A federal judge rejected a lawsuit from President Trump’s reelection campaign to limit the amount of ballot drop boxes in Pennsylvania, handing Democrats a win in their effort to boost voter turnout in the key swing state.
U.S. District Court Judge J. Nicholas Ranjan, who was appointed to bench by Trump, wrote in a 138-page ruling that the GOP had been “speculative” that the drop boxes and other efforts to expand access to voting would be vulnerable to fraud, saying the Trump campaign’s claims to injury are not “concrete.”
“While plaintiffs may not need to prove actual voter fraud, they must at least prove that such fraud is ‘certainly impending,’” he said. “They haven’t met that burden.”
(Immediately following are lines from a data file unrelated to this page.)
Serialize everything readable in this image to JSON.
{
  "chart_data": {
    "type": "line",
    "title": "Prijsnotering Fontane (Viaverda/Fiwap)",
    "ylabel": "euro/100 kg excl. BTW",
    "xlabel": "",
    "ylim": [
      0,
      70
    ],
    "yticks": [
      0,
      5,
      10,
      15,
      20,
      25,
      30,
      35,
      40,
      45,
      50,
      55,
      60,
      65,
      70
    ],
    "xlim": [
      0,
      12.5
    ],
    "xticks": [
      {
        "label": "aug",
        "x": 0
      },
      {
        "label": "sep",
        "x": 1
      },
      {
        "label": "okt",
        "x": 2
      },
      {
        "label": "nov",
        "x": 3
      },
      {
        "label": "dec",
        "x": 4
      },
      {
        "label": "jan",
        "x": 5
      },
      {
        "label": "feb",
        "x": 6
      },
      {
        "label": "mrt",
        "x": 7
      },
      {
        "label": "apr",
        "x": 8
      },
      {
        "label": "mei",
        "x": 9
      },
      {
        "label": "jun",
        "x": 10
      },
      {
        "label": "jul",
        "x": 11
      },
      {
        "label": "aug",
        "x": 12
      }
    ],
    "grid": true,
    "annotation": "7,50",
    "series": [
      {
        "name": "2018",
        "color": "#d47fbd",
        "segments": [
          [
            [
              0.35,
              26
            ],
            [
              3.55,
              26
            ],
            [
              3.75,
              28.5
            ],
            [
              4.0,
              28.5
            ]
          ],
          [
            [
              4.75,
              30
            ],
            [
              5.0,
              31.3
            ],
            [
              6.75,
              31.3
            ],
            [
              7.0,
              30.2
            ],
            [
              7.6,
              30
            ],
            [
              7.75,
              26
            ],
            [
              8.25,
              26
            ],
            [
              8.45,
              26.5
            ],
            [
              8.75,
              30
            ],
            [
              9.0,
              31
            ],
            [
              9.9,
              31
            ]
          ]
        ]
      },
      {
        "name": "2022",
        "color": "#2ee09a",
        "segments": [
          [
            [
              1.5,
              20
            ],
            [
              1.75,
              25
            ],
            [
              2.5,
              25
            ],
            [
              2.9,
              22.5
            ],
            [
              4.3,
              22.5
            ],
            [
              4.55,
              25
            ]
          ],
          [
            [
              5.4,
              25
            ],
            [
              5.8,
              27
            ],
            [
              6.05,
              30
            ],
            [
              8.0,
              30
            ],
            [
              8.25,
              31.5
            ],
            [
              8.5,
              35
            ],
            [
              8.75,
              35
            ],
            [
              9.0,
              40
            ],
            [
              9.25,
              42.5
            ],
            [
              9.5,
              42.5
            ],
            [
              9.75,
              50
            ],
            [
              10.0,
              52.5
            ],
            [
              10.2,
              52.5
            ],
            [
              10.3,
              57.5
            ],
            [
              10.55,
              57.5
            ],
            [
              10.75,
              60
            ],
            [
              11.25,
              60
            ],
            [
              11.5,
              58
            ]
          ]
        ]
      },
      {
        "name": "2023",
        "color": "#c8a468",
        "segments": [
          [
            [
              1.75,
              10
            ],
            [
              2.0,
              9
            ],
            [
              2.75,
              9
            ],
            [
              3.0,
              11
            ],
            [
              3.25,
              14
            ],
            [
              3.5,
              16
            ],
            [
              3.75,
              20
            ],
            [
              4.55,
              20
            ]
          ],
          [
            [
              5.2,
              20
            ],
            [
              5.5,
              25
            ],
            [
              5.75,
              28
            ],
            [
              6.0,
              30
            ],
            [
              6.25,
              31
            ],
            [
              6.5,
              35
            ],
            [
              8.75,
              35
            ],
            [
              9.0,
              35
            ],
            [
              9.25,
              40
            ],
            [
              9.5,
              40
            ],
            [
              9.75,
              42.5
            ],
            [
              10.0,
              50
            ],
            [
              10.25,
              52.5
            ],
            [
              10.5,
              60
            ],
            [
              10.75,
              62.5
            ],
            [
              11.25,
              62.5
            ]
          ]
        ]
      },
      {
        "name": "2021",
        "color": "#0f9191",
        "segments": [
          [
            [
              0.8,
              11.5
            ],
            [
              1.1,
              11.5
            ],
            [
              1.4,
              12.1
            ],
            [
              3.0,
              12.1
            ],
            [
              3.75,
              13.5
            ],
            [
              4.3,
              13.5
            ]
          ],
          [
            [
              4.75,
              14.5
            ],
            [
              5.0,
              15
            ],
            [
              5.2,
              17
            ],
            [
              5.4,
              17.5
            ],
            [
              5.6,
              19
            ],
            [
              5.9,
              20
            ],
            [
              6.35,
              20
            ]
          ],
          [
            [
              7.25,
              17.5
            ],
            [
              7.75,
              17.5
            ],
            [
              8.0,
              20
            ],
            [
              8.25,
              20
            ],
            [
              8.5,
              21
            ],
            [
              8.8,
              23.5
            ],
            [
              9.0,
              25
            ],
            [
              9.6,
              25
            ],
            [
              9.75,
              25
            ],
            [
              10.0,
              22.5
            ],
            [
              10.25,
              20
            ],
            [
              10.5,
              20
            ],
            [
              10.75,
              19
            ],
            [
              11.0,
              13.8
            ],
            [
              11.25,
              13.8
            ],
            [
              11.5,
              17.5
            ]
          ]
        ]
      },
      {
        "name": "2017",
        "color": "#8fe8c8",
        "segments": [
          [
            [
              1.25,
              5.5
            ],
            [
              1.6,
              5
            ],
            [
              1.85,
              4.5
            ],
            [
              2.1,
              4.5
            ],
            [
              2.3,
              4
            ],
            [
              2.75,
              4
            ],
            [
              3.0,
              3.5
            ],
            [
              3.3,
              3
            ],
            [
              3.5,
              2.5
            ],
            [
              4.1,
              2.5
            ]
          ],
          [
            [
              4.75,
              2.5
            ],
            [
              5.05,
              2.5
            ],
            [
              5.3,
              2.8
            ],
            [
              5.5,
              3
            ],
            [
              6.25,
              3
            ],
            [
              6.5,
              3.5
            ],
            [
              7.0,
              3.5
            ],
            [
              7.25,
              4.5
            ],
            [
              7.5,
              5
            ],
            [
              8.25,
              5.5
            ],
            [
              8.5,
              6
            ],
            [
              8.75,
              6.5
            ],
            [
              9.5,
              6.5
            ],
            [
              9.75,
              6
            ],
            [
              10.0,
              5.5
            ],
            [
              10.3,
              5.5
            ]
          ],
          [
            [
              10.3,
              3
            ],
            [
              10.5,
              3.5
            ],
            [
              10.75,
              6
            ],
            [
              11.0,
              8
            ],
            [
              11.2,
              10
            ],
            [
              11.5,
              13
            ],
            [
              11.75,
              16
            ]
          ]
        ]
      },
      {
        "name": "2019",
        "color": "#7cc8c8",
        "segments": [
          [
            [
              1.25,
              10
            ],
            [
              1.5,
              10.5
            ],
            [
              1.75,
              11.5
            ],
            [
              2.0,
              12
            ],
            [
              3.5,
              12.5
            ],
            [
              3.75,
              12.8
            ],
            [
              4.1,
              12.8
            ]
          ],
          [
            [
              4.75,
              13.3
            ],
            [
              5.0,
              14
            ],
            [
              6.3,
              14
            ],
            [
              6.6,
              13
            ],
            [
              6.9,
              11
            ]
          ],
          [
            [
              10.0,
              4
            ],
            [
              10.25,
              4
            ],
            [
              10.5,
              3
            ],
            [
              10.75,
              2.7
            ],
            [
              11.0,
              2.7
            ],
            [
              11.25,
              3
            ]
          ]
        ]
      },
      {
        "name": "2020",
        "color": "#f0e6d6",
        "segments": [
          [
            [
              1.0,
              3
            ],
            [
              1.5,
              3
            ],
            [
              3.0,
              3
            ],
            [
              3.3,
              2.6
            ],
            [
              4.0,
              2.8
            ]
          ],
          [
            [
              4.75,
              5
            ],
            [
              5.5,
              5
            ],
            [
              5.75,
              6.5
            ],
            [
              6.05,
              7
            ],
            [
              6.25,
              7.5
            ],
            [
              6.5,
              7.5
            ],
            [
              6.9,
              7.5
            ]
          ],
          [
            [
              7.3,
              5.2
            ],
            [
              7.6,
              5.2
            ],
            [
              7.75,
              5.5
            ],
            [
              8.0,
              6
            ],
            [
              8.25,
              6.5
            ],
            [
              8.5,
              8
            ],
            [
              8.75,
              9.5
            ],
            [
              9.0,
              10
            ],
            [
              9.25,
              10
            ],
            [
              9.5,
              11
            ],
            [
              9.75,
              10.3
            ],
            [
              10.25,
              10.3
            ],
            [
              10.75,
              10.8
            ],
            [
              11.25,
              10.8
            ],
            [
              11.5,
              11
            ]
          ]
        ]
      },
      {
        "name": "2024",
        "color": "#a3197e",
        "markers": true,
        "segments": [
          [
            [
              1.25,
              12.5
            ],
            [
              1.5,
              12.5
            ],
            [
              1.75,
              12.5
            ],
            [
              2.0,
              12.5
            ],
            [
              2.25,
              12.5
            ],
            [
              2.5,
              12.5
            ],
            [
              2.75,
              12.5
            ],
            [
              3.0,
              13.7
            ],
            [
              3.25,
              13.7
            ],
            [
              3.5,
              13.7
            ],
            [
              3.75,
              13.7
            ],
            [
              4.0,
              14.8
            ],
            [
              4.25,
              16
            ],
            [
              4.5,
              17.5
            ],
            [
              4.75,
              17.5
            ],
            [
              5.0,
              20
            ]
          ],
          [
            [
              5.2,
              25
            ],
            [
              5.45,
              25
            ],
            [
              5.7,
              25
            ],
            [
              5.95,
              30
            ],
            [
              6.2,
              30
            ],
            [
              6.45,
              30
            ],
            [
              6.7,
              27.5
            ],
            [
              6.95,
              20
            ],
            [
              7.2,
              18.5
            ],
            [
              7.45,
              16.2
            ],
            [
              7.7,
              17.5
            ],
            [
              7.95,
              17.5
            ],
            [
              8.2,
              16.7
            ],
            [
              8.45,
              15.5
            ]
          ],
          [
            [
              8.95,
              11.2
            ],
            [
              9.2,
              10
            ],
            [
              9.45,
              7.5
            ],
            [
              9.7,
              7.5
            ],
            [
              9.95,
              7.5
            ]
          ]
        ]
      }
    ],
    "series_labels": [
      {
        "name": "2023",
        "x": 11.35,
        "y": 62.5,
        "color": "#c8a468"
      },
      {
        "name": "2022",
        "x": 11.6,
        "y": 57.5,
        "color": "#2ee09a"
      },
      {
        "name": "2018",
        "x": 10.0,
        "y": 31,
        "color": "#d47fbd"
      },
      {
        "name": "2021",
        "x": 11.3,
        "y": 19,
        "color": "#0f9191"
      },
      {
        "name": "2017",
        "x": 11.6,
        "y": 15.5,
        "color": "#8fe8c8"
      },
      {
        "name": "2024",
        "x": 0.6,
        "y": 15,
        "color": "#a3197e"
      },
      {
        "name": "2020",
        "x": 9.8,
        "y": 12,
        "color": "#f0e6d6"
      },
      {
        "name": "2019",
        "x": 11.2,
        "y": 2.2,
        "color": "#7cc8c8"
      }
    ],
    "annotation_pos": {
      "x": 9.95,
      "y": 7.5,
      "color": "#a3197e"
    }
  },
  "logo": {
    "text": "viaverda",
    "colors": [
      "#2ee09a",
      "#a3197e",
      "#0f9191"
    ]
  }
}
“[T]he Court finds that the election regulations put in place by the General Assembly and implemented by Defendants do not significantly burden any right to vote. They are rational. They further important state interests. They align with the Commonwealth’s elaborate election-security measures. They do not run afoul of the United States Constitution. They will not otherwise be second-guessed by this Court,” he continued.
Ranjan also shot down the campaign’s effort to reverse a Pennsylvania rule that county boards of elections not reject ballots “where the voter’s signature does not match the one on file.”
The ruling sends the matters back to state courts, which have thus far said Republicans’ allegations of widespread voter fraud and the vulnerability of mail-in voting remain flimsy, arguments Ranjan appeared to agree with.